Texture is a watery gel. Smells like… nothing. That’s good. First pump felt like cold silk — sinks in before you can blink. Week one: my skin looked okay. Not transformed. Just… fine.

Week two: surprise. My t-zone stopped flaking. That’s real. But the rest of my face? Same. It’s like the serum only works on the parts that already behave. Weird.

💡 **One Thing**
Layer it over damp skin. Otherwise it pills under sunscreen like eraser shavings.

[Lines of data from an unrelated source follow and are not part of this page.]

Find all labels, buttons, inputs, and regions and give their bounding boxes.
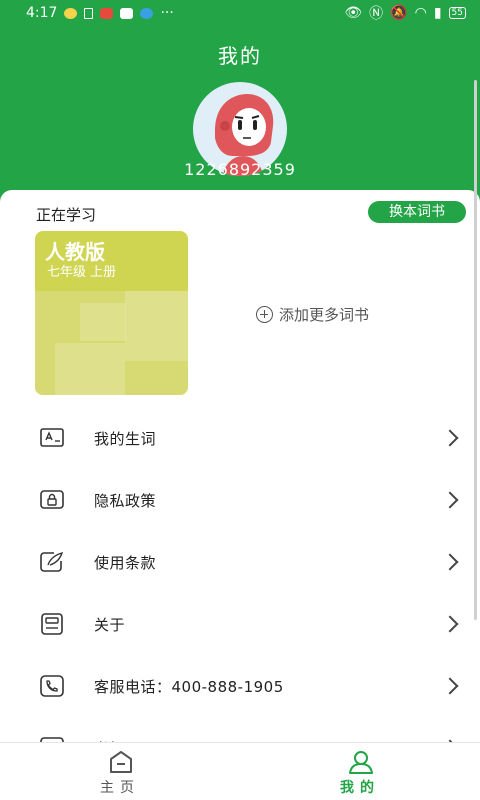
scrollbar[interactable] — [474, 80, 477, 620]
change-book-button[interactable]: 换本词书 — [368, 201, 466, 223]
wifi-icon: ◠ — [414, 5, 427, 21]
menu-item-terms[interactable]: 使用条款 — [0, 531, 480, 593]
tab-mine[interactable]: 我的 — [240, 743, 480, 800]
add-more-label: 添加更多词书 — [279, 306, 370, 324]
settings-menu: 我的生词 隐私政策 使用条款 关于 客服电话：400-888-1905 — [0, 407, 480, 750]
book-grade: 七年级 上册 — [47, 265, 117, 280]
weibo-icon — [64, 7, 78, 19]
vocabulary-book-icon — [40, 428, 64, 447]
profile-header: 4:17 ··· 👁 Ⓝ 🔕 ◠ ▮ 55 我的 1226892359 — [0, 0, 480, 205]
battery-icon: 55 — [448, 7, 466, 19]
edit-note-icon — [40, 551, 64, 572]
studying-label: 正在学习 — [36, 206, 97, 224]
chevron-right-icon — [441, 677, 459, 695]
add-more-books-button[interactable]: 添加更多词书 — [256, 304, 369, 325]
nfc-icon: Ⓝ — [369, 6, 384, 22]
status-time: 4:17 — [26, 5, 58, 21]
phone-icon — [40, 675, 64, 697]
eye-icon: 👁 — [344, 5, 363, 21]
user-id: 1226892359 — [184, 160, 296, 179]
mute-icon: 🔕 — [390, 5, 408, 21]
tab-home[interactable]: 主页 — [0, 743, 240, 800]
current-book-cover[interactable]: 人教版 七年级 上册 — [35, 231, 188, 395]
page-title: 我的 — [218, 44, 262, 68]
menu-item-vocabulary[interactable]: 我的生词 — [0, 407, 480, 469]
menu-item-about[interactable]: 关于 — [0, 593, 480, 655]
tab-label: 主页 — [100, 780, 140, 796]
chevron-right-icon — [441, 491, 459, 509]
menu-item-privacy[interactable]: 隐私政策 — [0, 469, 480, 531]
status-bar: 4:17 ··· 👁 Ⓝ 🔕 ◠ ▮ 55 — [0, 0, 480, 26]
mail-icon — [100, 7, 114, 19]
info-box-icon — [41, 613, 63, 635]
add-circle-icon — [256, 306, 273, 323]
menu-label: 客服电话：400-888-1905 — [94, 677, 284, 696]
menu-label: 隐私政策 — [94, 491, 157, 510]
more-dots-icon: ··· — [160, 5, 174, 21]
user-icon — [349, 751, 373, 774]
bottom-tab-bar: 主页 我的 — [0, 742, 480, 800]
content-card: 正在学习 换本词书 人教版 七年级 上册 添加更多词书 我的生词 隐私政策 使用… — [0, 190, 480, 750]
book-cover-tile — [125, 291, 188, 361]
menu-label: 关于 — [94, 615, 126, 634]
home-icon — [110, 751, 132, 773]
book-cover-tile — [55, 343, 125, 395]
chevron-right-icon — [441, 429, 459, 447]
chevron-right-icon — [441, 615, 459, 633]
menu-label: 我的生词 — [94, 429, 157, 448]
book-cover-tile — [80, 303, 126, 341]
tab-label: 我的 — [340, 780, 380, 796]
chevron-right-icon — [441, 553, 459, 571]
shield-app-icon — [120, 7, 134, 19]
menu-label: 使用条款 — [94, 553, 157, 572]
menu-item-service-phone[interactable]: 客服电话：400-888-1905 — [0, 655, 480, 717]
browser-app-icon — [140, 7, 154, 19]
hourglass-icon — [84, 7, 94, 19]
download-icon: ▮ — [433, 5, 442, 21]
lock-icon — [40, 490, 64, 509]
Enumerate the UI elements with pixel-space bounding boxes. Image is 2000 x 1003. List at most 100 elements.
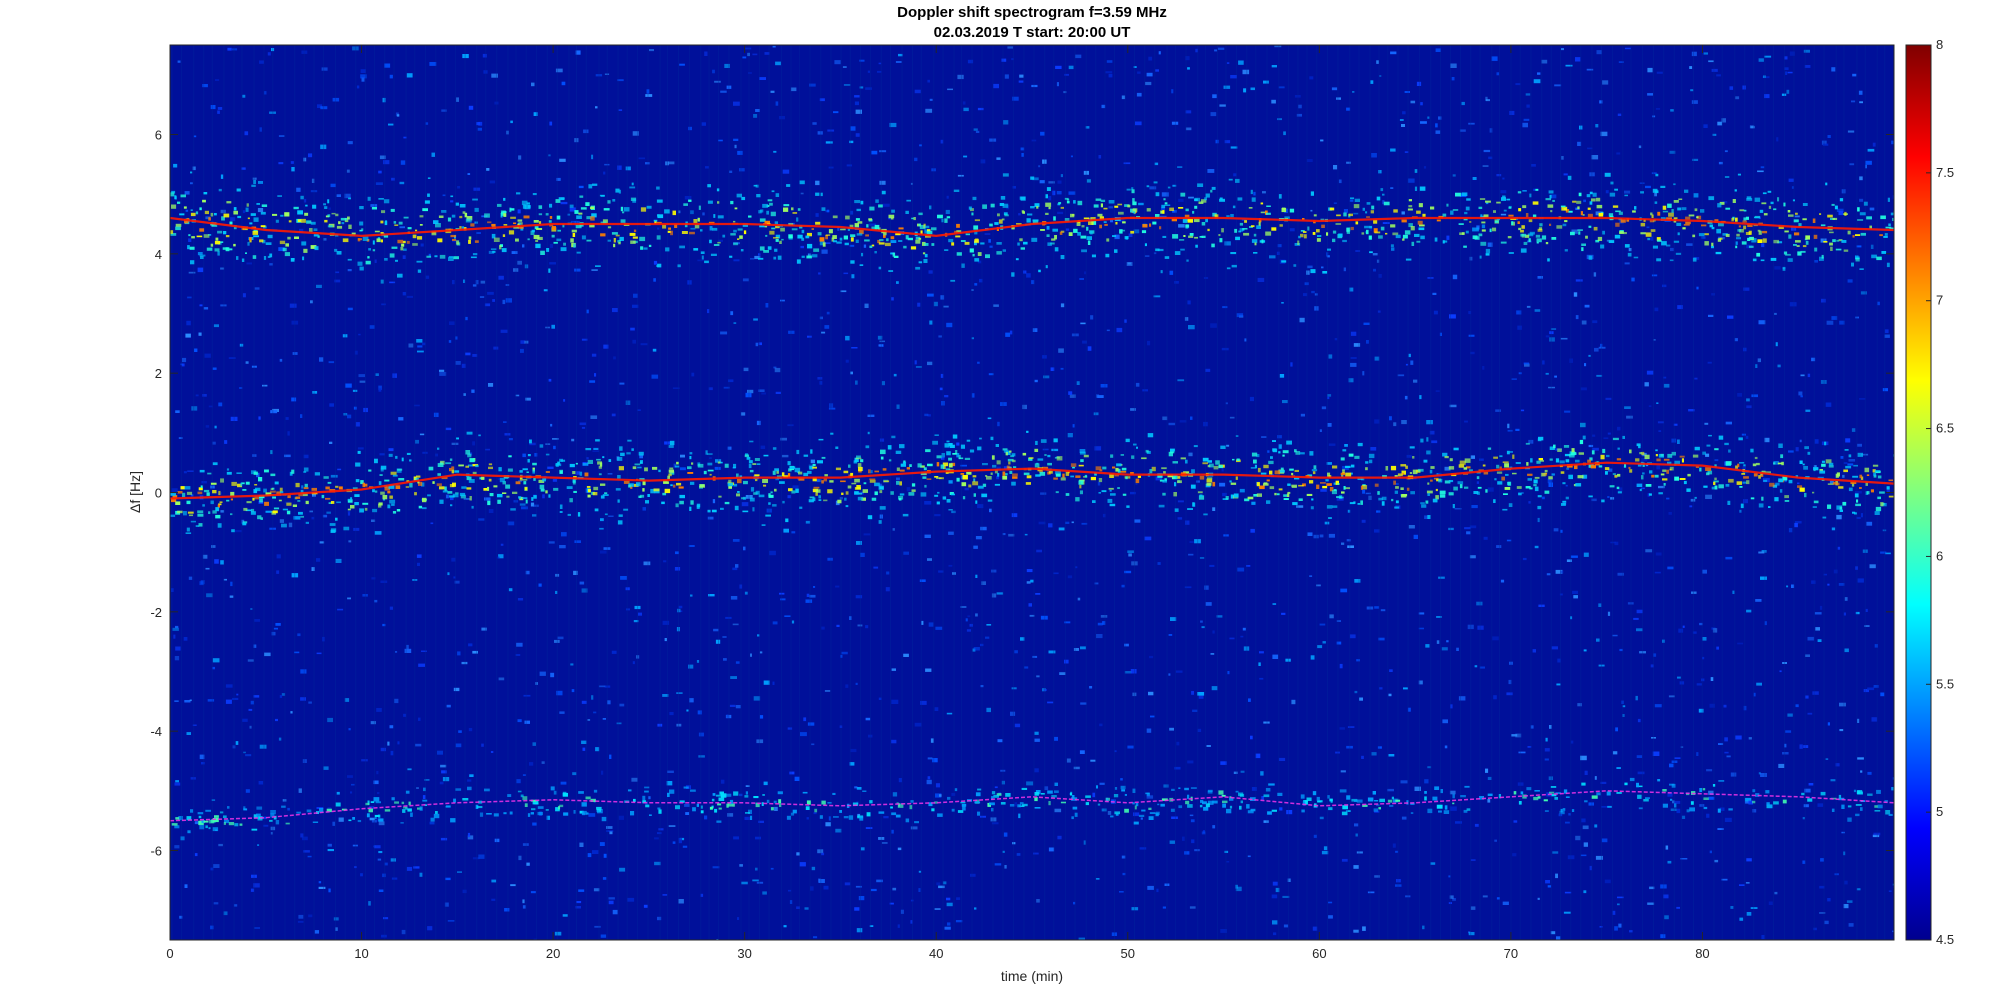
ridge-speckle bbox=[1768, 506, 1771, 508]
ridge-speckle bbox=[1348, 213, 1353, 217]
ridge-speckle bbox=[1650, 229, 1656, 232]
noise-speckle bbox=[1058, 348, 1064, 353]
ridge-speckle bbox=[924, 253, 928, 258]
noise-speckle bbox=[1281, 612, 1286, 615]
noise-speckle bbox=[1824, 920, 1829, 925]
ridge-speckle bbox=[264, 469, 269, 473]
ridge-speckle bbox=[1077, 232, 1081, 236]
ridge-speckle bbox=[1125, 476, 1128, 480]
ridge-speckle bbox=[474, 207, 479, 212]
noise-speckle bbox=[1328, 533, 1335, 538]
ridge-speckle bbox=[1564, 220, 1568, 223]
noise-speckle bbox=[1036, 549, 1042, 553]
noise-speckle bbox=[329, 441, 333, 444]
ridge-speckle bbox=[1099, 224, 1102, 229]
ridge-speckle bbox=[450, 195, 454, 198]
ridge-speckle bbox=[1792, 199, 1795, 202]
ridge-speckle bbox=[1310, 191, 1314, 196]
ridge-speckle bbox=[1793, 219, 1799, 223]
noise-speckle bbox=[532, 514, 537, 517]
ridge-speckle bbox=[1105, 253, 1110, 258]
ridge-speckle bbox=[1132, 208, 1138, 212]
ridge-speckle bbox=[398, 221, 403, 225]
ridge-speckle bbox=[286, 510, 291, 515]
ridge-speckle bbox=[1660, 185, 1666, 188]
noise-speckle bbox=[1857, 578, 1864, 583]
ridge-speckle bbox=[1366, 216, 1370, 218]
noise-speckle bbox=[1458, 696, 1466, 701]
ridge-speckle bbox=[1512, 454, 1515, 459]
ridge-speckle bbox=[1796, 245, 1800, 247]
ridge-speckle bbox=[1180, 192, 1186, 197]
ridge-speckle bbox=[946, 499, 951, 503]
ridge-speckle bbox=[1062, 473, 1065, 478]
noise-speckle bbox=[416, 554, 422, 558]
noise-speckle bbox=[554, 931, 562, 936]
ridge-speckle bbox=[829, 480, 834, 483]
noise-speckle bbox=[925, 108, 933, 113]
noise-speckle bbox=[845, 684, 849, 688]
ridge-speckle bbox=[1072, 466, 1075, 469]
ridge-speckle bbox=[1325, 479, 1329, 482]
ridge-speckle bbox=[1276, 493, 1280, 496]
noise-speckle bbox=[1584, 770, 1588, 775]
noise-speckle bbox=[914, 722, 922, 727]
ridge-speckle bbox=[1086, 236, 1092, 240]
ridge-speckle bbox=[1528, 238, 1531, 242]
ridge-speckle bbox=[1805, 240, 1809, 245]
ridge-speckle bbox=[1787, 258, 1793, 262]
ridge-speckle bbox=[1058, 202, 1062, 205]
noise-speckle bbox=[1758, 320, 1766, 325]
noise-speckle bbox=[1024, 533, 1028, 536]
ridge-speckle bbox=[1234, 228, 1238, 233]
ridge-speckle bbox=[1688, 214, 1695, 217]
noise-speckle bbox=[171, 488, 178, 493]
noise-speckle bbox=[1242, 69, 1250, 75]
ridge-speckle bbox=[190, 260, 195, 265]
ridge-speckle bbox=[461, 486, 467, 489]
ridge-speckle bbox=[291, 469, 295, 474]
ridge-speckle bbox=[236, 472, 242, 474]
noise-speckle bbox=[1353, 929, 1359, 933]
noise-speckle bbox=[181, 363, 185, 367]
ridge-speckle bbox=[840, 228, 846, 231]
noise-speckle bbox=[1544, 748, 1550, 752]
noise-speckle bbox=[924, 413, 929, 417]
noise-speckle bbox=[753, 318, 758, 321]
noise-speckle bbox=[881, 381, 885, 386]
ridge-speckle bbox=[1289, 468, 1294, 471]
ridge-speckle bbox=[1108, 487, 1114, 490]
ridge-speckle bbox=[203, 234, 210, 238]
noise-speckle bbox=[856, 928, 863, 933]
ridge-speckle bbox=[493, 237, 500, 242]
ridge-speckle bbox=[1731, 217, 1734, 222]
noise-speckle bbox=[1223, 85, 1231, 89]
noise-speckle bbox=[1522, 122, 1528, 128]
noise-speckle bbox=[701, 122, 706, 126]
ridge-speckle bbox=[780, 227, 785, 232]
ridge-speckle bbox=[1163, 471, 1166, 474]
ridge-speckle bbox=[471, 505, 474, 509]
noise-speckle bbox=[1182, 836, 1185, 841]
ridge-speckle bbox=[632, 466, 637, 470]
noise-speckle bbox=[985, 636, 990, 639]
ridge-speckle bbox=[697, 217, 700, 222]
ridge-speckle bbox=[1390, 224, 1396, 228]
ridge-speckle bbox=[1132, 201, 1137, 206]
noise-speckle bbox=[645, 94, 653, 97]
noise-speckle bbox=[491, 898, 496, 901]
ridge-speckle bbox=[1364, 225, 1370, 229]
ridge-speckle bbox=[979, 437, 982, 440]
ridge-speckle bbox=[937, 214, 943, 219]
noise-speckle bbox=[289, 303, 297, 308]
ridge-speckle bbox=[1746, 198, 1753, 201]
noise-speckle bbox=[626, 608, 630, 611]
ridge-speckle bbox=[1054, 247, 1059, 252]
noise-speckle bbox=[491, 879, 497, 883]
ridge-speckle bbox=[351, 232, 356, 235]
ridge-speckle bbox=[1880, 215, 1886, 220]
ridge-speckle bbox=[532, 193, 537, 196]
noise-speckle bbox=[964, 487, 969, 491]
ridge-speckle bbox=[1418, 203, 1423, 208]
ridge-speckle bbox=[1235, 178, 1240, 183]
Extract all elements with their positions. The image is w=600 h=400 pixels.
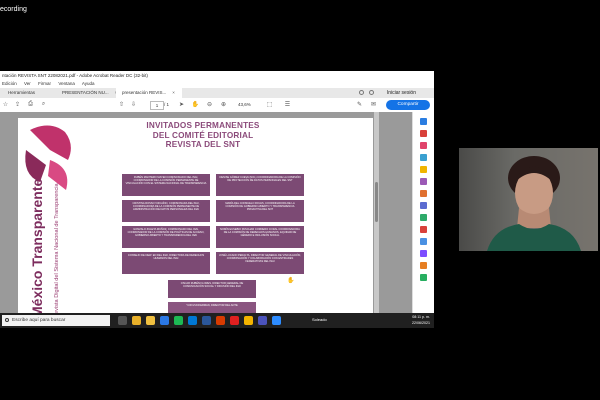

📊 **Did It Actually Work?**

Measurable change: less flaking on my nose. Everything else — texture, redness, fine lines — stayed the same. It’s not a dud. But it’s not a miracle either.

Buy if
Your skin is mildly dry and you want a light, non-greasy step that won’t break you out.
⏭️

Skip if
You need serious barrier repair or have sensitive skin that reacts to phenoxyethanol.
💰

Worth it?
No. $68 for 1 oz of ‘fine’ is a lot. A $15 tube of CeraVe cream does more.

💡 **Final Call**

It’s a decent serum pretending to be a great one. The clean label is marketing, not science. If you want barrier repair without the hype, save your cash.

6.5/10
Decent serum, overhyped clean label
🛍️

Where to Buy: Direct from Ourself or Sephora. Don’t buy full-size — get the travel set first. You’ll know by week one if it’s for you.